A terminar, que já vai longo o testamento, não é puro acaso haver dois grandes magustos de seguida, o dos Santos e o de São Martinho, separados por dez dias. Tudo porque, num ano do século XVI, o Papa Gregório XIII, para ajustar o tempo aos equinócios, retirou dez dias ao calendário! E assim terminou o Calendário Juliano, substituído pelo Gregoriano que hoje utilizamos. E, basta fazer as contas, os atrasados nas notícias nessa época, deitaram-se no dia 31 de Outubro, e acordaram no dia 11 de Novembro. Ora, se não havia o magusto do dia 1 de Novembro, fez-se no dia 11… Curiosidades… Outras tantas mais havendo que me vão fazendo entender o tão diferentes que éramos (e ainda somos).

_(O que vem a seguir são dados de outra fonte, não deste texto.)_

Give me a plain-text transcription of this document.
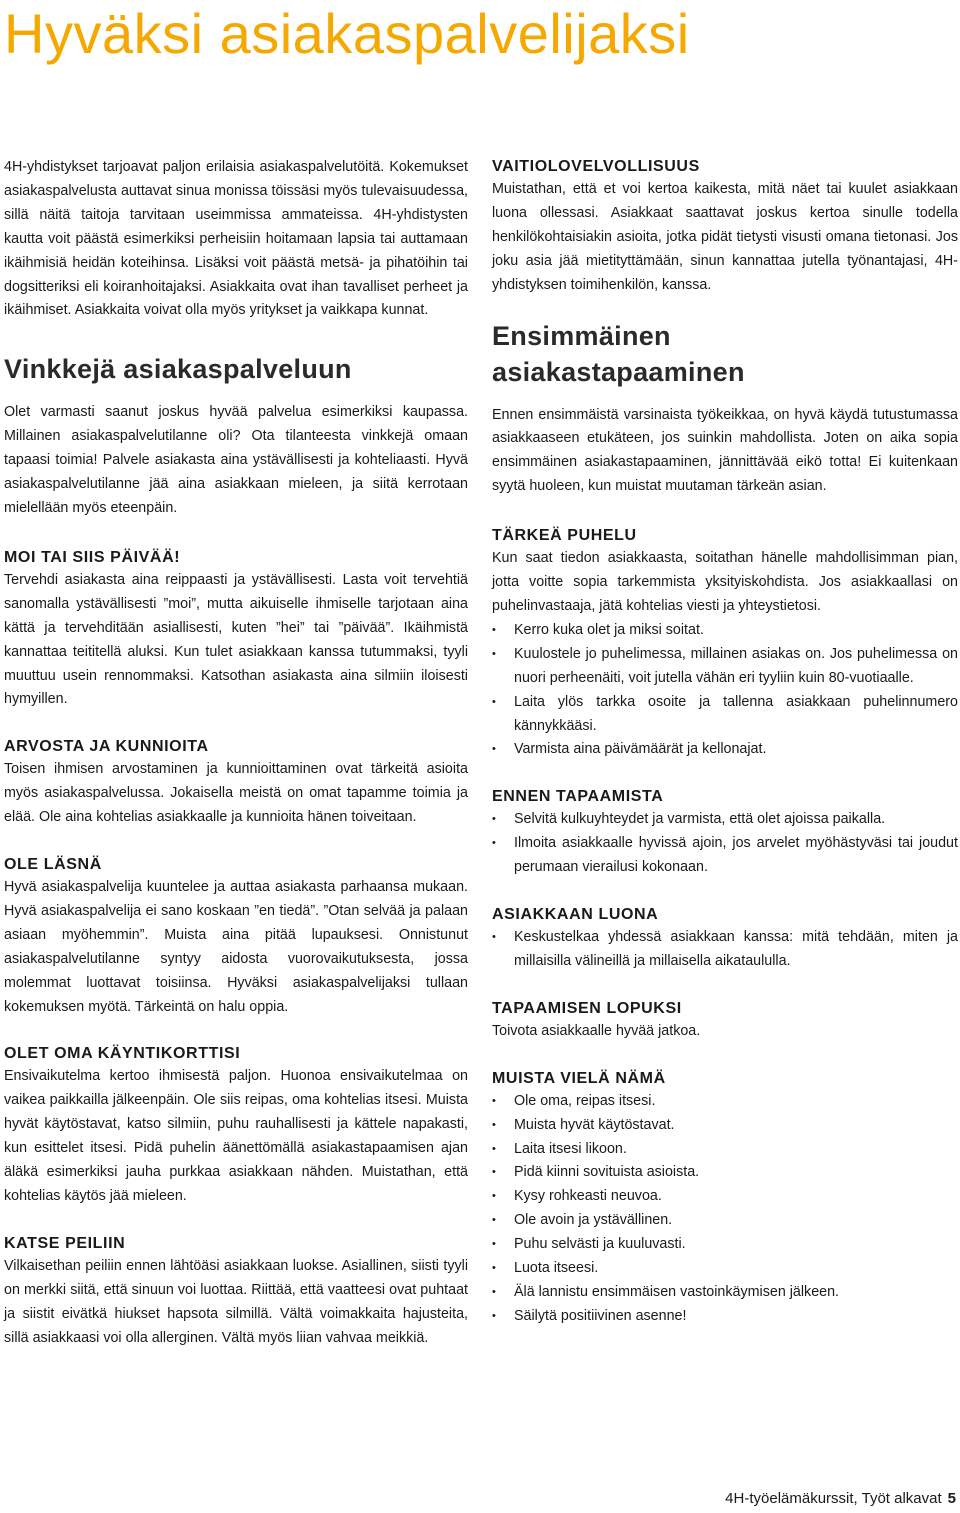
Hyväksi asiakaspalvelijaksi

4H-yhdistykset tarjoavat paljon erilaisia asiakaspalvelutöitä. Kokemukset asiakaspalvelusta auttavat sinua monissa töissäsi myös tulevaisuudessa, sillä näitä taitoja tarvitaan useimmissa ammateissa. 4H-yhdistysten kautta voit päästä esimerkiksi perheisiin hoitamaan lapsia tai auttamaan ikäihmisiä heidän koteihinsa. Lisäksi voit päästä metsä- ja pihatöihin tai dogsitteriksi eli koiranhoitajaksi. Asiakkaita ovat ihan tavalliset perheet ja ikäihmiset. Asiakkaita voivat olla myös yritykset ja vaikkapa kunnat.

Vinkkejä asiakaspalveluun

Olet varmasti saanut joskus hyvää palvelua esimerkiksi kaupassa. Millainen asiakaspalvelutilanne oli? Ota tilanteesta vinkkejä omaan tapaasi toimia! Palvele asiakasta aina ystävällisesti ja kohteliaasti. Hyvä asiakaspalvelutilanne jää aina asiakkaan mieleen, ja siitä kerrotaan mielellään myös eteenpäin.

MOI TAI SIIS PÄIVÄÄ!

Tervehdi asiakasta aina reippaasti ja ystävällisesti. Lasta voit tervehtiä sanomalla ystävällisesti ”moi”, mutta aikuiselle ihmiselle tarjotaan aina kättä ja tervehditään asiallisesti, kuten ”hei” tai ”päivää”. Ikäihmistä kannattaa teititellä aluksi. Kun tulet asiakkaan kanssa tutummaksi, tyyli muuttuu usein rennommaksi. Katsothan asiakasta aina silmiin iloisesti hymyillen.

ARVOSTA JA KUNNIOITA

Toisen ihmisen arvostaminen ja kunnioittaminen ovat tärkeitä asioita myös asiakaspalvelussa. Jokaisella meistä on omat tapamme toimia ja elää. Ole aina kohtelias asiakkaalle ja kunnioita hänen toiveitaan.

OLE LÄSNÄ

Hyvä asiakaspalvelija kuuntelee ja auttaa asiakasta parhaansa mukaan. Hyvä asiakaspalvelija ei sano koskaan ”en tiedä”. ”Otan selvää ja palaan asiaan myöhemmin”. Muista aina pitää lupauksesi. Onnistunut asiakaspalvelutilanne syntyy aidosta vuorovaikutuksesta, jossa molemmat luottavat toisiinsa. Hyväksi asiakaspalvelijaksi tullaan kokemuksen myötä. Tärkeintä on halu oppia.

OLET OMA KÄYNTIKORTTISI

Ensivaikutelma kertoo ihmisestä paljon. Huonoa ensivaikutelmaa on vaikea paikkailla jälkeenpäin. Ole siis reipas, oma kohtelias itsesi. Muista hyvät käytöstavat, katso silmiin, puhu rauhallisesti ja kättele napakasti, kun esittelet itsesi. Pidä puhelin äänettömällä asiakastapaamisen ajan äläkä esimerkiksi jauha purkkaa asiakkaan nähden. Muistathan, että kohtelias käytös jää mieleen.

KATSE PEILIIN

Vilkaisethan peiliin ennen lähtöäsi asiakkaan luokse. Asiallinen, siisti tyyli on merkki siitä, että sinuun voi luottaa. Riittää, että vaatteesi ovat puhtaat ja siistit eivätkä hiukset hapsota silmillä. Vältä voimakkaita hajusteita, sillä asiakkaasi voi olla allerginen. Vältä myös liian vahvaa meikkiä.

VAITIOLOVELVOLLISUUS

Muistathan, että et voi kertoa kaikesta, mitä näet tai kuulet asiakkaan luona ollessasi. Asiakkaat saattavat joskus kertoa sinulle todella henkilökohtaisiakin asioita, jotka pidät tietysti visusti omana tietonasi. Jos joku asia jää mietityttämään, sinun kannattaa jutella työnantajasi, 4H-yhdistyksen toimihenkilön, kanssa.

Ensimmäinen
asiakastapaaminen

Ennen ensimmäistä varsinaista työkeikkaa, on hyvä käydä tutustumassa asiakkaaseen etukäteen, jos suinkin mahdollista. Joten on aika sopia ensimmäinen asiakastapaaminen, jännittävää eikö totta! Ei kuitenkaan syytä huoleen, kun muistat muutaman tärkeän asian.

TÄRKEÄ PUHELU

Kun saat tiedon asiakkaasta, soitathan hänelle mahdollisimman pian, jotta voitte sopia tarkemmista yksityiskohdista. Jos asiakkaallasi on puhelinvastaaja, jätä kohtelias viesti ja yhteystietosi.

• Kerro kuka olet ja miksi soitat.
• Kuulostele jo puhelimessa, millainen asiakas on. Jos puhelimessa on nuori perheenäiti, voit jutella vähän eri tyyliin kuin 80-vuotiaalle.
• Laita ylös tarkka osoite ja tallenna asiakkaan puhelinnumero kännykkääsi.
• Varmista aina päivämäärät ja kellonajat.
ENNEN TAPAAMISTA
• Selvitä kulkuyhteydet ja varmista, että olet ajoissa paikalla.
• Ilmoita asiakkaalle hyvissä ajoin, jos arvelet myöhästyväsi tai joudut perumaan vierailusi kokonaan.
ASIAKKAAN LUONA
• Keskustelkaa yhdessä asiakkaan kanssa: mitä tehdään, miten ja millaisilla välineillä ja millaisella aikataululla.
TAPAAMISEN LOPUKSI

Toivota asiakkaalle hyvää jatkoa.

MUISTA VIELÄ NÄMÄ
• Ole oma, reipas itsesi.
• Muista hyvät käytöstavat.
• Laita itsesi likoon.
• Pidä kiinni sovituista asioista.
• Kysy rohkeasti neuvoa.
• Ole avoin ja ystävällinen.
• Puhu selvästi ja kuuluvasti.
• Luota itseesi.
• Älä lannistu ensimmäisen vastoinkäymisen jälkeen.
• Säilytä positiivinen asenne!
4H-työelämäkurssit, Työt alkavat 5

Já por aqui as irei partilhando, com os que interesse tiverem nestas “tchalotices”…


Rui Rendeiro Sousa
– Doutorado «em amor à terra», com mestrado «em essência», pós-graduações «em tcharro falar», e licenciatura «em genuinidade». É professor de «inusitada paixão» ao bragançano distrito, em particular, a Macedo de Cavaleiros, terra que o viu nascer e crescer. 
Investigador das nossas terras, das suas história, linguística, etnografia, etnologia, genética, e de tudo mais o que houver, há mais de três décadas. 
Colabora, há bastantes anos, com jornais e revistas, bem como com canais televisivos, nos quais já participou em diversos programas, sendo autor de alguns, sempre tendo como mote a região bragançana. 
É autor de mais de quatro dezenas de livros sobre a história das freguesias do concelho de Macedo de Cavaleiros. 
E mais “alguas cousas que num são pr’áqui tchamadas”.